De même, une conception exclusivement écono­mique et financière du développement risque de laisser en jachère toute une partie de ce qui constitue la plus grande richesse des échanges humains, à savoir la culture. Ceci est vrai pour chaque pays, mais aussi pour le développement international tel qu'il se vit dans la mondialisation. Peut-on réellement parler d'échanges humains quand la spécificité humaine de la relation est négligée ou occultée ? Jusqu'à quel point la maîtrise économique et financière devient-elle le vecteur d'une domination culturelle qui vise à impo­ser à toutes les sociétés les standards de nos sociétés industrialisées ? Jusqu'à quel point certaines aides éco­nomiques sont-elles conditionnées par des obligations d'ajuster les modes de vie à nos critères, privant les plus pauvres de la dignité de leur liberté et privant le monde de la richesse de leur sagesse ?
Cette relecture de la situation présente sous la caté­gorie du développement a l'avantage de ne pas poser seulement la question de la lutte, toujours nécessaire et urgente, contre le sous-développement et ses fléaux principaux qui sont, encore aujourd'hui, la faim, les maladies liées à la malnutrition et les violences sociales, découlant d'une misère désespérée. Elle pose aussi la question de la qualité du développement que nous avons connu dans les pays industrialisés et de son évaluation morale. En effet, la vision anthropolo­gique centrale qui sous-tend tout le propos de l'ency­clique est élaborée sur la base de la responsabilité humaine que je définirais ainsi : chaque homme se réa­lise en posant des choix réfléchis, libres et volontaires dont il est prêt à rendre compte en conscience et devant autrui. Selon la vision que Benoît XVI met en œuvre, il n'y a aucun domaine d'activité humaine qui échappe à la responsabilité morale. Ni le domaine éco­nomique, ni le domaine financier, ni le domaine tech­nologique, ni le domaine de la recherche scientifique. C'est la moralité qui définit la valeur spécifiquement humaine des actions entreprises. Elle ne peut pas être seulement une question que l'on pose a posteriori quand tout est fini et décidé, pour aménager des cor­rections aux marges. Elle est inhérente à la totalité de la démarche opérationnelle ; elle doit en être en per­manence un élément constituant. Elle repose sur une évaluation des finalités visées et des moyens mis en œuvre pour atteindre les objectifs. C'est la question du sens de l'action humaine personnelle et collective. La justice et le bien commun sont les deux critères pour évaluer ce qui est conforme à un développement vraiment humain.
Contrairement à ce que beaucoup pensent, cette obligation de la moralité n'est pas un luxe en des périodes calmes ou prospères. Et elle ne conduit pas ceux qui l'assument à l'inefficacité économique ou sociale. Elle est la condition préalable pour que l'acti­vité humaine ne soit pas un simple effet incontrôlé et incontrôlable des mécanismes économiques ou finan­ciers, mais pour qu'elle garde sa spécificité réellement humaine d'action responsable de l'homme pour l'homme. Bien souvent d'ailleurs, l'intérêt bien compris conduit à prendre en compte cette dimension éthique de l'agir social.

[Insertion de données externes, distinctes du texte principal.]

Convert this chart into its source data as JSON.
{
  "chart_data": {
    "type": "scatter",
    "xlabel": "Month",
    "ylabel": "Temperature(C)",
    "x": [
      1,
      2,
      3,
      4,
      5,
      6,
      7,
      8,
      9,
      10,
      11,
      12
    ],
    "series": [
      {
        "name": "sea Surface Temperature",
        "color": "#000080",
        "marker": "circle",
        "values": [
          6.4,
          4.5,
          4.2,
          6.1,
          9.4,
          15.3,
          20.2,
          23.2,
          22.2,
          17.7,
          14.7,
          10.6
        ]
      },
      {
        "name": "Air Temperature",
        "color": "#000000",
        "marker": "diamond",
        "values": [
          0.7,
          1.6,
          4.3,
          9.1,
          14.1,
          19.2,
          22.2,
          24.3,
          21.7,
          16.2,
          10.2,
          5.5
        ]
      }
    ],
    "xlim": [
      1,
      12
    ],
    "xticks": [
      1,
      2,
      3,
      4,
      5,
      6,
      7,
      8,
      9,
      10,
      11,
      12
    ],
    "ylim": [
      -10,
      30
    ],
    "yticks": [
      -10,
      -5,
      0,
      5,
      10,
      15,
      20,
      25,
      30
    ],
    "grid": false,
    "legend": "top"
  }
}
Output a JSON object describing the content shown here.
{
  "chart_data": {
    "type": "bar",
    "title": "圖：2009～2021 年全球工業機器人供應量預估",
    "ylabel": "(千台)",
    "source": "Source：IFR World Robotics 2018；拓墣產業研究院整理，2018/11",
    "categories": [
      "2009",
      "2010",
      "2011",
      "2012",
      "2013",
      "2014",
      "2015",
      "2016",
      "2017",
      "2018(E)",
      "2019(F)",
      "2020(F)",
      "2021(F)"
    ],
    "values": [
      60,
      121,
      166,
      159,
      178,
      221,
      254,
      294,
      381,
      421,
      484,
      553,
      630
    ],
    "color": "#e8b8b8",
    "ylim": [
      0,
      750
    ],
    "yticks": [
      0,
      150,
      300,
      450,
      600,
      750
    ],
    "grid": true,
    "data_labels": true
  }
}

Trois points sensibles aujourd'hui

Pour illustrer ce point, je voudrais simplement prendre trois exemples
qui marquent l'organisation de notre vie en société :

1. La prise en considération de l'investissement humain dans le fonctionnement des entreprises. Le
capital social n'est pas simplement l'apport financier, même s'il est nécessaire. Il est principalement la par­ticipation qualifiée des hommes et des femmes agis­sant dans l'entreprise. Nous voyons bien que de nouvelles conceptions managériales ont pris pour base cet objectif d'associer les collaborateurs au projet de l'entreprise, jusqu'aux derniers échelons de la chaîne des personnels. Car il faut bien reconnaître que les hommes n'apportent pas seulement à leur entreprise leur capacité de production, mais aussi leur engage­ment personnel. Ainsi, leur capacité de production ne se réduit pas aux éléments quantifiables mais inclut aussi leur apport culturel.

2. Le développement accéléré de la mondialisation provoque une inévitable redistribution des fonctions entre les États, les acteurs économiques et la société civile. L'internationalisation croissante des centres de décision économique et financière oblige à reconsidé­rer les conditions d'exercice du pouvoir des États nationaux, mais aussi les possibilités de participation de la société civile. Cette nouvelle distribution des pouvoirs appelle des aménagements des institutions de gouvernance mondiale, pour assurer notamment un réel contrôle des marchés financiers et des formes adaptées de l'exercice de la subsidiarité respectant la place des organisations syndicales et associatives.

3. L'encyclique développe à plusieurs reprises une réflexion sur la gratuité et le don. Reprenant impli­citement les résultats de travaux ethnologiques et anthropologiques sur le don et l'échange, le pape invite à prendre en considération la catégorie du don comme constitutive de la dimension proprement humaine des relations entre les personnes et les socié­tés. C'est par le don que la gratuité trouve son expres­sion pratique. Sans doute, ces réflexions sont-elles familières et admises pour analyser les relations pri­vées et affectives. Elles le sont beaucoup moins quand on essaie de les appliquer aux échanges économiques et financiers. Dans la pratique, et dans la réflexion de beaucoup, les échanges économiques ne sont compris que dans les catégories contractuelles des échanges de biens mesurables et quantifiables. Mais le contrat, au sens strict, rend-il compte vraiment de la nature anthropologique des relations sociales ? L'homme n'apporte-t-il à l'économie que ses forces de produc­tion ou ses capitaux ? Quelle place sommes-nous prêts à reconnaître aux dimensions gratuites de la relation sociale ?
Mais on peut, et on doit, aller encore plus loin. La gratuité et le don ne sont pas des éléments hétérogènes par rapport aux relations économiques humaines. Ils sont des éléments constitutifs qui ont aussi un effet positif et producteur de bien social dans le dévelop­pement économique.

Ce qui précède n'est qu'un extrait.